C’est un vrai changement de protocole de prise en charge des patients COVID-19 modérément malades, que préconisent ces chercheurs du Larner College of Medicine de l’Université du Vermont. Leur essai international « RAPID » vient de conclure à l’efficacité d'une dose complète d’anticoagulant héparine chez les patients COVID-19 hospitalisés modérément malades -et non chez les patients déjà en soins intensifs- à prévenir l’inflammation et la coagulation anormales dans les vaisseaux sanguins, deux caractéristiques prédictives des formes mortelles de la maladie.
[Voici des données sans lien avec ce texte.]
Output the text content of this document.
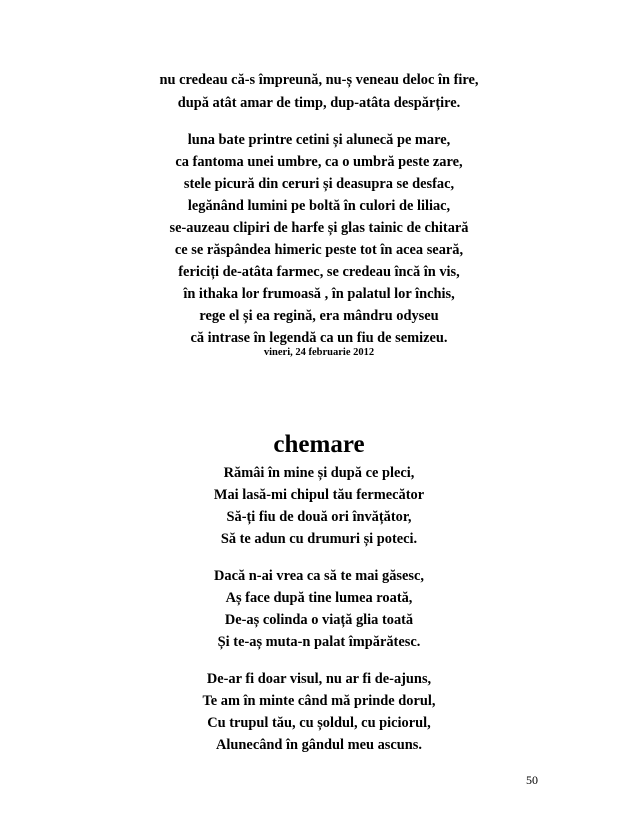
nu credeau că-s împreună, nu-ș veneau deloc în fire,
după atât amar de timp, dup-atâta despărțire.
luna bate printre cetini și alunecă pe mare,
ca fantoma unei umbre, ca o umbră peste zare,
stele picură din ceruri și deasupra se desfac,
legănând lumini pe boltă în culori de liliac,
se-auzeau clipiri de harfe și glas tainic de chitară
ce se răspândea himeric peste tot în acea seară,
fericiți de-atâta farmec, se credeau încă în vis,
în ithaka lor frumoasă , în palatul lor închis,
rege el și ea regină, era mândru odyseu
că intrase în legendă ca un fiu de semizeu.
vineri, 24 februarie 2012
chemare
Rămâi în mine și după ce pleci,
Mai lasă-mi chipul tău fermecător
Să-ți fiu de două ori învățător,
Să te adun cu drumuri și poteci.
Dacă n-ai vrea ca să te mai găsesc,
Aș face după tine lumea roată,
De-aș colinda o viață glia toată
Și te-aș muta-n palat împărătesc.
De-ar fi doar visul, nu ar fi de-ajuns,
Te am în minte când mă prinde dorul,
Cu trupul tău, cu șoldul, cu piciorul,
Alunecând în gândul meu ascuns.
50
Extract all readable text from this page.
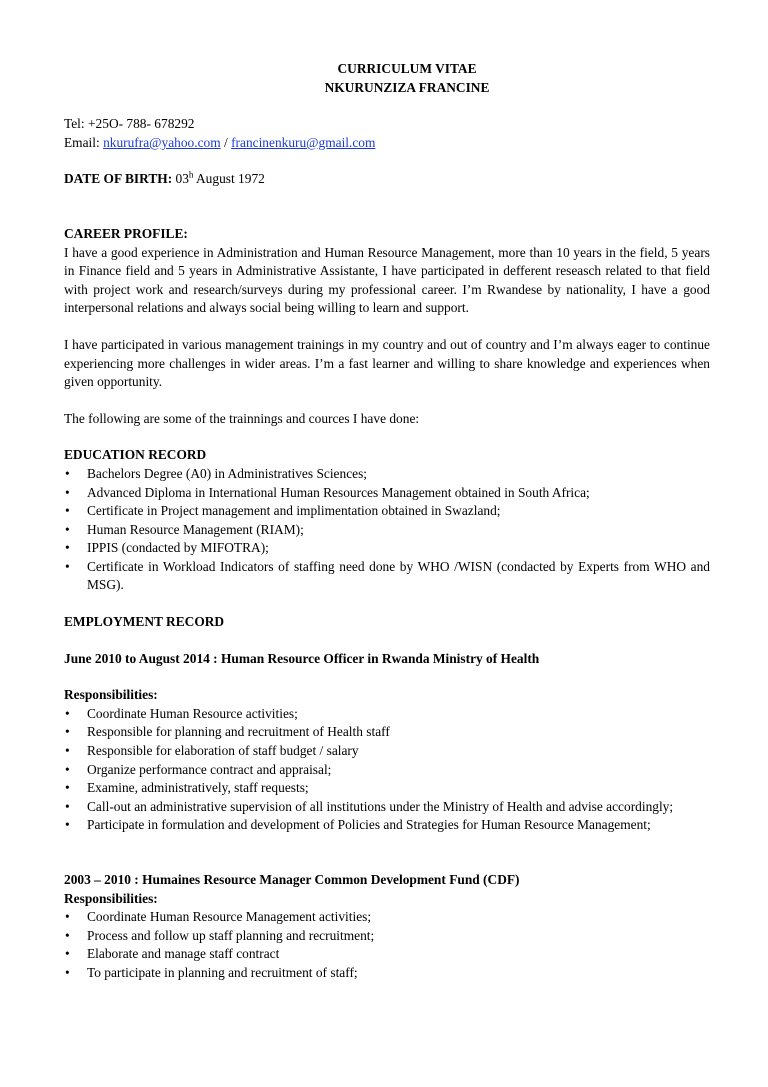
CURRICULUM VITAE

NKURUNZIZA FRANCINE

Tel: +25O- 788- 678292

Email: nkurufra@yahoo.com / francinenkuru@gmail.com

DATE OF BIRTH: 03$^h$ August 1972

CAREER PROFILE:

I have a good experience in Administration and Human Resource Management, more than 10 years in the field, 5 years in Finance field and 5 years in Administrative Assistante, I have participated in defferent reseasch related to that field with project work and research/surveys during my professional career. I’m Rwandese by nationality, I have a good interpersonal relations and always social being willing to learn and support.

I have participated in various management trainings in my country and out of country and I’m always eager to continue experiencing more challenges in wider areas. I’m a fast learner and willing to share knowledge and experiences when given opportunity.

The following are some of the trainnings and cources I have done:

EDUCATION RECORD

• Bachelors Degree (A0) in Administratives Sciences;
• Advanced Diploma in International Human Resources Management obtained in South Africa;
• Certificate in Project management and implimentation obtained in Swazland;
• Human Resource Management (RIAM);
• IPPIS (condacted by MIFOTRA);
• Certificate in Workload Indicators of staffing need done by WHO /WISN (condacted by Experts from WHO and MSG).

EMPLOYMENT RECORD

June 2010 to August 2014 : Human Resource Officer in Rwanda Ministry of Health

Responsibilities:

• Coordinate Human Resource activities;
• Responsible for planning and recruitment of Health staff
• Responsible for elaboration of staff budget / salary
• Organize performance contract and appraisal;
• Examine, administratively, staff requests;
• Call-out an administrative supervision of all institutions under the Ministry of Health and advise accordingly;
• Participate in formulation and development of Policies and Strategies for Human Resource Management;

2003 – 2010 : Humaines Resource Manager Common Development Fund (CDF)

Responsibilities:

• Coordinate Human Resource Management activities;
• Process and follow up staff planning and recruitment;
• Elaborate and manage staff contract
• To participate in planning and recruitment of staff;
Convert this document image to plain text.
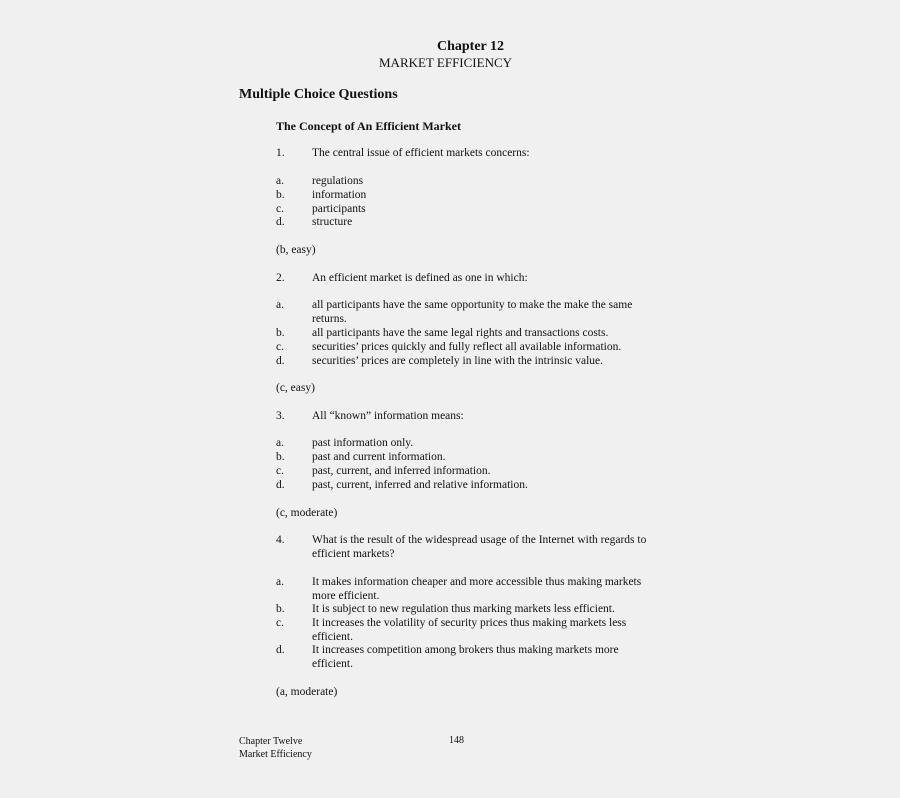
Chapter 12
MARKET EFFICIENCY
Multiple Choice Questions
The Concept of An Efficient Market
1. The central issue of efficient markets concerns:
a. regulations
b. information
c. participants
d. structure
(b, easy)
2. An efficient market is defined as one in which:
a. all participants have the same opportunity to make the make the same
returns.
b. all participants have the same legal rights and transactions costs.
c. securities’ prices quickly and fully reflect all available information.
d. securities’ prices are completely in line with the intrinsic value.
(c, easy)
3. All “known” information means:
a. past information only.
b. past and current information.
c. past, current, and inferred information.
d. past, current, inferred and relative information.
(c, moderate)
4. What is the result of the widespread usage of the Internet with regards to
efficient markets?
a. It makes information cheaper and more accessible thus making markets
more efficient.
b. It is subject to new regulation thus marking markets less efficient.
c. It increases the volatility of security prices thus making markets less
efficient.
d. It increases competition among brokers thus making markets more
efficient.
(a, moderate)
Chapter Twelve
Market Efficiency
148
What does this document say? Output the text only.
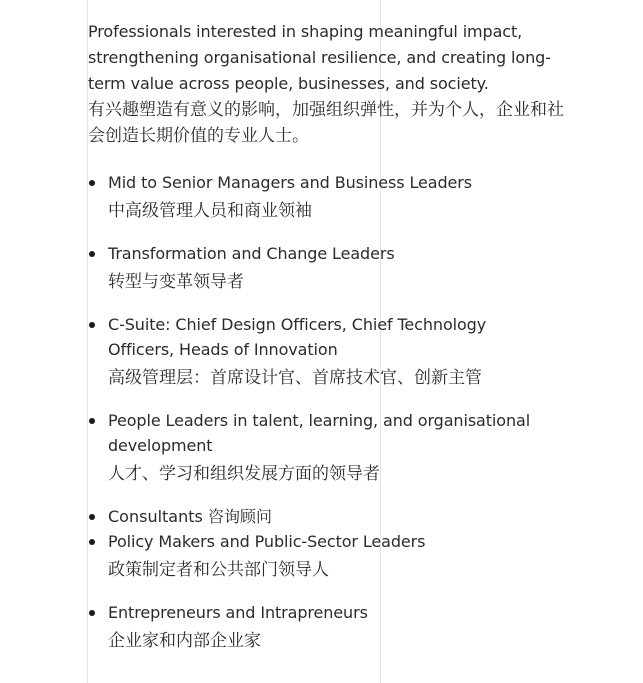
Professionals interested in shaping meaningful impact, strengthening organisational resilience, and creating long-term value across people, businesses, and society.

有兴趣塑造有意义的影响，加强组织弹性，并为个人，企业和社会创造长期价值的专业人士。

Mid to Senior Managers and Business Leaders
中高级管理人员和商业领袖
Transformation and Change Leaders
转型与变革领导者
C-Suite: Chief Design Officers, Chief Technology Officers, Heads of Innovation
高级管理层：首席设计官、首席技术官、创新主管
People Leaders in talent, learning, and organisational development
人才、学习和组织发展方面的领导者
Consultants 咨询顾问
Policy Makers and Public-Sector Leaders
政策制定者和公共部门领导人
Entrepreneurs and Intrapreneurs
企业家和内部企业家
Ces données, publiées à ce stade sur le serveur de prépublication MedRxiv, donc non encore validées par les pairs, incitent à réflexion les cliniciens en charge des services COVID.
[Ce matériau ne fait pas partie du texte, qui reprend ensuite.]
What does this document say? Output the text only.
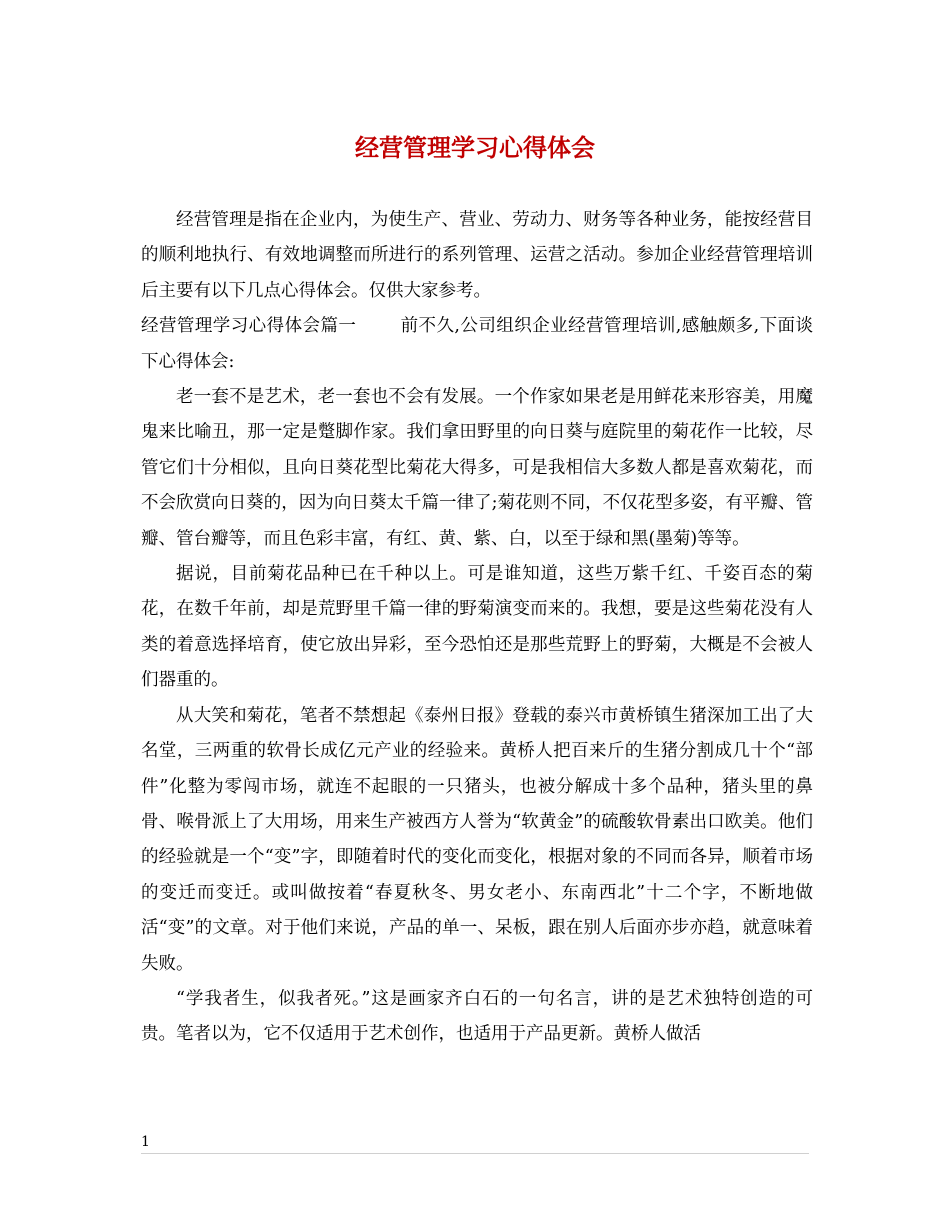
经营管理学习心得体会

经营管理是指在企业内，为使生产、营业、劳动力、财务等各种业务，能按经营目的顺利地执行、有效地调整而所进行的系列管理、运营之活动。参加企业经营管理培训后主要有以下几点心得体会。仅供大家参考。

经营管理学习心得体会篇一	前不久,公司组织企业经营管理培训,感触颇多,下面谈下心得体会:

老一套不是艺术，老一套也不会有发展。一个作家如果老是用鲜花来形容美，用魔鬼来比喻丑，那一定是蹩脚作家。我们拿田野里的向日葵与庭院里的菊花作一比较，尽管它们十分相似，且向日葵花型比菊花大得多，可是我相信大多数人都是喜欢菊花，而不会欣赏向日葵的，因为向日葵太千篇一律了;菊花则不同，不仅花型多姿，有平瓣、管瓣、管台瓣等，而且色彩丰富，有红、黄、紫、白，以至于绿和黑(墨菊)等等。

据说，目前菊花品种已在千种以上。可是谁知道，这些万紫千红、千姿百态的菊花，在数千年前，却是荒野里千篇一律的野菊演变而来的。我想，要是这些菊花没有人类的着意选择培育，使它放出异彩，至今恐怕还是那些荒野上的野菊，大概是不会被人们器重的。

从大笑和菊花，笔者不禁想起《泰州日报》登载的泰兴市黄桥镇生猪深加工出了大名堂，三两重的软骨长成亿元产业的经验来。黄桥人把百来斤的生猪分割成几十个“部件”化整为零闯市场，就连不起眼的一只猪头，也被分解成十多个品种，猪头里的鼻骨、喉骨派上了大用场，用来生产被西方人誉为“软黄金”的硫酸软骨素出口欧美。他们的经验就是一个“变”字，即随着时代的变化而变化，根据对象的不同而各异，顺着市场的变迁而变迁。或叫做按着“春夏秋冬、男女老小、东南西北”十二个字，不断地做活“变”的文章。对于他们来说，产品的单一、呆板，跟在别人后面亦步亦趋，就意味着失败。

“学我者生，似我者死。”这是画家齐白石的一句名言，讲的是艺术独特创造的可贵。笔者以为，它不仅适用于艺术创作，也适用于产品更新。黄桥人做活

1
Car il est maintenant bien connu que dans la maladie COVID-19, une inflammation ou réponse immunitaire incontrôlée et une coagulation anormale dans les vaisseaux sanguins, en particulier dans les poumons, sont les premiers signes et facteurs d’une progression vers une forme sévère, des complications et le décès. L’analyse des résultats préliminaires de l’essai Rapid montre que l'administration d'une dose complète d'anticoagulant aux patients hospitalisés modérément malades pourrait stopper ce processus thrombo-inflammatoire délétère.
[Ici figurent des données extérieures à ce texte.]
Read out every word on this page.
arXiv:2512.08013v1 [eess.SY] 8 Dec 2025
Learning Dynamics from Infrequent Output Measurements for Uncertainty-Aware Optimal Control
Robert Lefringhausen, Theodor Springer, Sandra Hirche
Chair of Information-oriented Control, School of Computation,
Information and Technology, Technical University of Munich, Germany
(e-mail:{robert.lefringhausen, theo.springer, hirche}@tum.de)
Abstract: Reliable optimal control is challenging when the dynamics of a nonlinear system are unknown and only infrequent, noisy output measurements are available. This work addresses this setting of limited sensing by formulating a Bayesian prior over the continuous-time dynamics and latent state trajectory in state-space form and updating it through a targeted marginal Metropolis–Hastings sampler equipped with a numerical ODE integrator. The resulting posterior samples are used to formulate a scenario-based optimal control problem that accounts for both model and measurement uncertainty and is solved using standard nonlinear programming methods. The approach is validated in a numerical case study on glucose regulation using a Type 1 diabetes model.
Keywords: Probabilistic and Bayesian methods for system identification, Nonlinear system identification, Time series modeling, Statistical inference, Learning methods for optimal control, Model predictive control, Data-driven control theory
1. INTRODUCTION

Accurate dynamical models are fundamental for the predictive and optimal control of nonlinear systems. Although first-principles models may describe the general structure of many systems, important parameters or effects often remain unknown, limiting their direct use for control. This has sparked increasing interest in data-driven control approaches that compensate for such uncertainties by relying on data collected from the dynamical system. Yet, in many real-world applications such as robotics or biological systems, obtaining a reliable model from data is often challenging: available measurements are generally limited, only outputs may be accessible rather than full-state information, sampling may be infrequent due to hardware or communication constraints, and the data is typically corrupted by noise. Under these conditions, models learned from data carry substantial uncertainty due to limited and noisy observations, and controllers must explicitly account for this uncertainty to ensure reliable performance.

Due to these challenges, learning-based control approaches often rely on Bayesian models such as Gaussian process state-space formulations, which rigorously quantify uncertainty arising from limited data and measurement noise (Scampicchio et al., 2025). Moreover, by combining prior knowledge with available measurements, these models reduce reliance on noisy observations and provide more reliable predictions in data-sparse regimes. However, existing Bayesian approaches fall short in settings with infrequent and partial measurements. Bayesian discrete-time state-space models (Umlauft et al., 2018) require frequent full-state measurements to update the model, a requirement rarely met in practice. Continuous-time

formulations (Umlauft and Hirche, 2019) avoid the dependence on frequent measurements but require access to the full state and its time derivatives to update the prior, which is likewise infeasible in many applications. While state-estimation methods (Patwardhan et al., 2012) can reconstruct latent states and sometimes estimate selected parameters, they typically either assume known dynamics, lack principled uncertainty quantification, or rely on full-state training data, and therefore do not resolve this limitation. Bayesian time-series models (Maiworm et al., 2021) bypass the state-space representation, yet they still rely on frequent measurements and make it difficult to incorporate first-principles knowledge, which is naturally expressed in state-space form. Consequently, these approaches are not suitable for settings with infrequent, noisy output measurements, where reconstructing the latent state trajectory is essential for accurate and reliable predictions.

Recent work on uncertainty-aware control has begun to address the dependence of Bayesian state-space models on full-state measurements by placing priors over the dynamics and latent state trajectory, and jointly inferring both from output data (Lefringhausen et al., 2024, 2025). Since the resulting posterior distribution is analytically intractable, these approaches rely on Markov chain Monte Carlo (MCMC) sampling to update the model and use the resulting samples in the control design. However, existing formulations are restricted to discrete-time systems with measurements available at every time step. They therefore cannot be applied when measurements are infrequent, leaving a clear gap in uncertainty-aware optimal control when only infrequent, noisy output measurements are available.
Vers un changement de pratique clinique ?
Avec des collègues du St. Michael's Hospital, l’équipe du Vermont teste donc ici les effets de l’administration d’une dose d’héparine sur le critère principal d’aggravation de la maladie, définie par le transfert en soins intensifs, la ventilation mécanique ou le décès à 28 jours. L’auteur principal, le Dr Mary Cushman, professeur de médecine à l'Université du Vermont a conduit cet essai international multicentrique randomisé ouvert RAPID (RAPID COVID COAG – RAPID Trial) pour évaluer les avantages de l'administration d'une dose thérapeutique complète d'héparine par rapport à une faible dose prophylactique aux patients modérément malades admis à l’hôpital avec COVID- 19. Les critères d'innocuité comprenaient l'absence de saignements majeurs. L’analyse montre que :
- L’aggravation intervient chez 16 % des patients (ici chez 37 des 228 patients participants) avec la dose complète d’héparine vs 22 % (52 des 237 participants) avec une faible dose d’héparine ;
- Ainsi l’administration d’une dose complète d’héparine, à ces patients hospitalisés pour COVID modéré réduit de 31% le risque d’aggravation (OR : 0,69), par rapport aux patients ne recevant qu’une faible dose ;
- l'héparine thérapeutique ne réduit pas statistiquement significativement l'incidence du critère composite ventilation mécanique ou admission en USI ou décès par rapport à l'héparine à faible dose, mais réduit en revanche significativement (et de 78%) les risques de décès toutes causes confondues.
D'autres preuves d'efficacité : l’équipe avait déjà présenté une méta-analyse des preuves disponibles, qui concluait déjà à l’intérêt de l'héparine pour prévenir l’aggravation chez les patients COVID-19 hospitalisés modérément malades. Un résultat positif qui n’était pas obtenu chez les patients gravement malades, déjà suivis en soins intensifs.
« Pris ensemble, ces résultats devraient entraîner un changement de pratique clinique pour les patients COVID, hospitalisés avec une forme modérée », concluent les auteurs.